Plusieurs autres commandes ont généré une controverse similaire sur le fil de discussion Hacker News pour la même raison. Le problème fondamental est que les développeurs sont invités à porter des jugements en matière de sécurité sans avoir une idée complète des fichiers qui ont été modifiés, de ce que l'agent a fait lors des étapes précédentes et de ce que contient la configuration actuelle du système. Comme l’a souligné un intervenant, demander aux utilisateurs de valider des commandes ambiguës sans contexte ne constitue pas une garantie solide.
Quelles sont les prochaines étapes pour la sécurité des agents
Wauters soutient que la solution ne réside pas dans de meilleurs humains mais dans de meilleurs outils. Le sandboxing des agents afin qu'ils ne puissent pas accéder directement aux informations d'identification, une isolation stricte du contexte et des limites structurelles sur ce que les agents peuvent faire sans autorisations élevées sont tous plus prometteurs que de s'appuyer sur la vigilance humaine. Jusqu'à ce que ces garanties soient en place, accorder aux agents des autorisations étendues reste risqué, qu'un humain soit ou non nominalement au courant.
L’étude n’est pas un article universitaire évalué par des pairs et Wauters reconnaît ses limites. Le jeu a averti les joueurs des menaces et a appliqué une pression temporelle artificielle qui peut ne pas refléter parfaitement les environnements de développement réels. Mais la principale conclusion, à savoir que des évaluateurs humains formés et sous pression ratent un tiers des attaques délibérément déguisées, devrait donner à chaque équipe déployant des agents de codage d’IA une raison de reconsidérer son modèle de sécurité.

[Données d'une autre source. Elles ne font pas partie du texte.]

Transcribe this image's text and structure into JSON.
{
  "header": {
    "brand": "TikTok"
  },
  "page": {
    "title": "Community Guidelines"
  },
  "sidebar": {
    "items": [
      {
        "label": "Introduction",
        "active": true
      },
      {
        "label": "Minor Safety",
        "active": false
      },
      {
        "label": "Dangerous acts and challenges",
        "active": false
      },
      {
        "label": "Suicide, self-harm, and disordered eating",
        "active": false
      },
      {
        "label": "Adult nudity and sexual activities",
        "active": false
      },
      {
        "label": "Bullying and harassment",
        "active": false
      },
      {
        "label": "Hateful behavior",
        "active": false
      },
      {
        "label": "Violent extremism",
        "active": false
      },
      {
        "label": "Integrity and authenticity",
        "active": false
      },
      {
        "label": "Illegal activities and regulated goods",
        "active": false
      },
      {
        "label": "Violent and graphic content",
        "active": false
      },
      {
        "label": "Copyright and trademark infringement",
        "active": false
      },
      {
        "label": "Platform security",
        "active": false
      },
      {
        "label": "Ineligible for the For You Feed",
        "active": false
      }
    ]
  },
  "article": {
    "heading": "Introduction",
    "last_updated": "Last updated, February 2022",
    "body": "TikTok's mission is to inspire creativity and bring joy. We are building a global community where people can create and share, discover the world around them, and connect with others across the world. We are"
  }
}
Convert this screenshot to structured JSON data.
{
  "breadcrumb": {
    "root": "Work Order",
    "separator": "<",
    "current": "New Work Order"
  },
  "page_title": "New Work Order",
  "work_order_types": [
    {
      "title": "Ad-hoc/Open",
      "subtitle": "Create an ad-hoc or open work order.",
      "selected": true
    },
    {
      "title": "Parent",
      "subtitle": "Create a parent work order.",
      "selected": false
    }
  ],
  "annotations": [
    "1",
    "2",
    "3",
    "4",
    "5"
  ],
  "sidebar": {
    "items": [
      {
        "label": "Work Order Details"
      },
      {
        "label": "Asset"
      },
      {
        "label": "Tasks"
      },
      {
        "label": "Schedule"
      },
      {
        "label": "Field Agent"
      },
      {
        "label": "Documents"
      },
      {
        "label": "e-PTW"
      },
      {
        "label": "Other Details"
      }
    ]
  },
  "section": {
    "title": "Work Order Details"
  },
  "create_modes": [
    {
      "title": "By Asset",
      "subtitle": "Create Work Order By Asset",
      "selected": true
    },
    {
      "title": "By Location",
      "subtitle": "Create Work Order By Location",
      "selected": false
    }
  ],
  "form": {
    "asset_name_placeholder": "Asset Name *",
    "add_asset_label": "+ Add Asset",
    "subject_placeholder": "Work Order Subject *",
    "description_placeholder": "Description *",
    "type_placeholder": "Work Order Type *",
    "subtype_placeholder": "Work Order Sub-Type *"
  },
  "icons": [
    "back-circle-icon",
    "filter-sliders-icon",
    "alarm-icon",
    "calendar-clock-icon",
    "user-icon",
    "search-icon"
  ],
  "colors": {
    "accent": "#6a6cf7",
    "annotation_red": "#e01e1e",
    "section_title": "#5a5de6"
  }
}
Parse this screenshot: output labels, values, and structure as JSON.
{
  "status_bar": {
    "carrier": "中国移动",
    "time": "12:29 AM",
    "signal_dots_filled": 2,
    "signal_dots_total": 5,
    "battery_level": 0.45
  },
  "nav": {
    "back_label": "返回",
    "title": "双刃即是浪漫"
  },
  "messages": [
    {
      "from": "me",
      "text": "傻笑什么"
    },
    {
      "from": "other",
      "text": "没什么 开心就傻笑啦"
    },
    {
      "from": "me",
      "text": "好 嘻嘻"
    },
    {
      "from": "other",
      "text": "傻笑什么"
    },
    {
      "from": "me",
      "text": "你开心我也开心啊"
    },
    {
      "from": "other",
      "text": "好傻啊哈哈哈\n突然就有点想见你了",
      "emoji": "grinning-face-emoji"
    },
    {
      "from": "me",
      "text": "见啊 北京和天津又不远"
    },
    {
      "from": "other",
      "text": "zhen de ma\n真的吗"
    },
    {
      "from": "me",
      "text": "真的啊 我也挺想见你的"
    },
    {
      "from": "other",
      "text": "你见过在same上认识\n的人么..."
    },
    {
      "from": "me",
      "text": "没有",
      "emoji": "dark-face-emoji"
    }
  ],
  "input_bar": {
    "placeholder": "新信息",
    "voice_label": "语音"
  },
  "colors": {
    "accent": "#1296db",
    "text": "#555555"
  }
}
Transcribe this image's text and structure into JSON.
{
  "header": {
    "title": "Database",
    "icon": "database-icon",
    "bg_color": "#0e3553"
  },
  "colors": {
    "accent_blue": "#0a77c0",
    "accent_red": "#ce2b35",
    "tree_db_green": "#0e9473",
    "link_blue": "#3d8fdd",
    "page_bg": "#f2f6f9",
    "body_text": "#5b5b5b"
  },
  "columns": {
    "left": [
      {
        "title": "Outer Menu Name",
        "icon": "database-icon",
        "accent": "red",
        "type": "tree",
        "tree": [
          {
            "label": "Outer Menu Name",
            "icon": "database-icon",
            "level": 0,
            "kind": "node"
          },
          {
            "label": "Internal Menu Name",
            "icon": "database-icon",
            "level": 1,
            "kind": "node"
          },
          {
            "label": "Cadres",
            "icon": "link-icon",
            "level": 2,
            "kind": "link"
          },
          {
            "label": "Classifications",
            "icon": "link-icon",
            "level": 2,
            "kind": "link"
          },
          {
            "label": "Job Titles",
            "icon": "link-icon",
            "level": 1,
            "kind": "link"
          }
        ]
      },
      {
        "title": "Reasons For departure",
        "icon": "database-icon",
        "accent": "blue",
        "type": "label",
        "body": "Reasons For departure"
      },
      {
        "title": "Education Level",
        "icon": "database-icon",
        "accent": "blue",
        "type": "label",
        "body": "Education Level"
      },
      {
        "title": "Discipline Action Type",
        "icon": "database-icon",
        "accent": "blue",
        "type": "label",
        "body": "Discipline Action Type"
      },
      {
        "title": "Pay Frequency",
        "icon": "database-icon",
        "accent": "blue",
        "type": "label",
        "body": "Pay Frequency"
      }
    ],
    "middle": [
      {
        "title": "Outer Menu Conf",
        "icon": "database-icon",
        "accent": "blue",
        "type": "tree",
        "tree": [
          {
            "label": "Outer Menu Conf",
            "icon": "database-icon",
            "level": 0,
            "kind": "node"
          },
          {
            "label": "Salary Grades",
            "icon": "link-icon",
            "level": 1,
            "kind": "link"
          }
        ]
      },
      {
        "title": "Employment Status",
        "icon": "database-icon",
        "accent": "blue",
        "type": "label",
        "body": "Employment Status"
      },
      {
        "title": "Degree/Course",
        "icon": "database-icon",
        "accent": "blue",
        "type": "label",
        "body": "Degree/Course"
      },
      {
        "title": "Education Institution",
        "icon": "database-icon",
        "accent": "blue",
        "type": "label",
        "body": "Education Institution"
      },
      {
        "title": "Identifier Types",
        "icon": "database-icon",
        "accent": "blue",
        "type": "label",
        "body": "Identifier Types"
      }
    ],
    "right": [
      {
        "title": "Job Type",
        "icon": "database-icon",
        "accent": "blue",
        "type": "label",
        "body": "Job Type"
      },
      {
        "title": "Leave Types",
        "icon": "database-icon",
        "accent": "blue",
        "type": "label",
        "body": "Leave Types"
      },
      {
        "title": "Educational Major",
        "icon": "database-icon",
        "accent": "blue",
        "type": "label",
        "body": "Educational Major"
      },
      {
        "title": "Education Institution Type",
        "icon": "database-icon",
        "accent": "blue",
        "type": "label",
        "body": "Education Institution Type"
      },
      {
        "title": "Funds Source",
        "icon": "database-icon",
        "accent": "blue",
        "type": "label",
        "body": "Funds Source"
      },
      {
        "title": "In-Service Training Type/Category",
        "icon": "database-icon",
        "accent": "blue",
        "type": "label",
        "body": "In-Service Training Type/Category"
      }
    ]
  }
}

Pour les développeurs qui construisent aujourd’hui avec des agents IA, la conclusion pratique est de supposer que l’humain dans la boucle finira par échouer. Concevez les autorisations de vos agents et votre sandboxing de manière à ce qu'une approbation manquée ne signifie pas une fuite de clé AWS ou un pipeline de build compromis. Les données suggèrent que considérer l’examen humain comme votre principale défense est un pari qui ne porte pas ses fruits.